# superimposing signal



## rajeshmarndi (Aug 24, 2009)

Is it possible to superimpose camera input into the cable tv?
and see that in the tv.

I could have done it by putting the camera input directly into the audio/video input seperately but the problem is that i have 3 tv in different room. It wouldn't be possible to give both the input seperately in the tv as in the house i have only one entry/port for cable

Is there any device that can superimpose both the input into one?
should be a low cost affordable for home use.

i heard transmitter can do it like VCR but don't have one. can one name any other device that can solve the purpose

Thanks.


----------



## octaneman (May 13, 2009)

Hi rajeshmarandi

The setup you're attempting to make, is it a home made security camera system where one camera can view 3 different angles ?


----------



## rajeshmarndi (Aug 24, 2009)

yes, i mean i want to use the input of an small cctv camera


----------



## octaneman (May 13, 2009)

The simplest method that I'm aware of is to have the camera cable hooked up to a splitter with multiple outputs that would connect to the t.v. Depending on how much your are willing to invest in your home made system, there are a multitude of configurations that available. The most common method is to have a receiver with multiple channels that connect to the CCTV. If you are planning on using a computer as a base station, then you will need a DVR card that has high compression resolution with several inputs/outputs, with a hard drive 320GB to handle the large files, and security software. 

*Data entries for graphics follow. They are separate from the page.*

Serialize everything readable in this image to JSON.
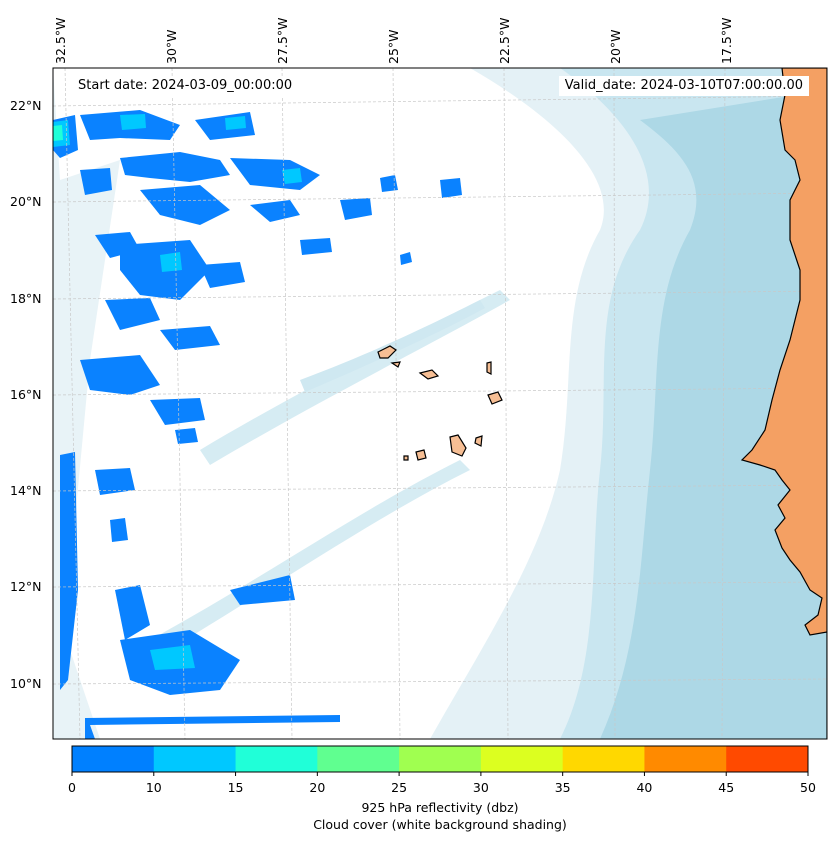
{
  "map": {
    "start_date_label": "Start date: 2024-03-09_00:00:00",
    "valid_date_label": "Valid_date: 2024-03-10T07:00:00.00",
    "lon_ticks": [
      "32.5°W",
      "30°W",
      "27.5°W",
      "25°W",
      "22.5°W",
      "20°W",
      "17.5°W"
    ],
    "lat_ticks": [
      "22°N",
      "20°N",
      "18°N",
      "16°N",
      "14°N",
      "12°N",
      "10°N"
    ],
    "colors": {
      "land": "#f4a063",
      "cloud_light": "#e4f1f6",
      "cloud_medium": "#b5dcea",
      "cloud_dense": "#a8d6e6",
      "grid": "#c8c8c8"
    }
  },
  "colorbar": {
    "bounds": [
      "0",
      "10",
      "15",
      "20",
      "25",
      "30",
      "35",
      "40",
      "45",
      "50"
    ],
    "colors": [
      "#0080ff",
      "#00c8ff",
      "#20ffd8",
      "#60ff90",
      "#a0ff50",
      "#dcff20",
      "#ffd800",
      "#ff8a00",
      "#ff4a00"
    ],
    "label_line1": "925 hPa reflectivity (dbz)",
    "label_line2": "Cloud cover (white background shading)"
  }
}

Here's a links that you maybe interested in: 

http://www.securitycamerasandmore.com/


http://www.tigerdirect.ca/applications/category/category_tlc.asp?CatId=1322&name=Security Cameras


----------



## rajeshmarndi (Aug 24, 2009)

i need an device that can take both input ,cable and the cctv and output it into one so that i can see on tv on all the room both cable and the cctv


----------



## octaneman (May 13, 2009)

If I understand you correctly the device you are searching for is you want to watch regular cable t.v programs on your t.v, and then switch to CCTV images by remote using the same t.v screen at the same time. Is this what you are asking ?


----------



## rajeshmarndi (Aug 24, 2009)

yes, thats correct


----------



## octaneman (May 13, 2009)

I have not seen any device on the market ( maybe I'm wrong) that can do what you are requesting. But there is something that you can attempt. Should your T.V have 2 or 3 audio\video channels and the camera has RCA jacks, you can connect the camera to one of the t.v RCA jack channels and using the t.v remote to switch from video 1 channel ( cable t.v) to video 2 channel (cctv). If your camera is a BNC connector, then you will need a BNC to RCA adapter .


----------



## rajeshmarndi (Aug 24, 2009)

octaneman said:


> you can connect the camera to one of the t.v RCA jack channels and using the t.v remote to switch from video 1 channel ( cable t.v) to video 2 channel (cctv).


Sorry returning after a long interval!
Thanks for the reply.
As u said it is good for 1 tv, but for 3 tv in a house would be a lot of wiring. But yes i can understand its availability of such a device or need in the market.


----------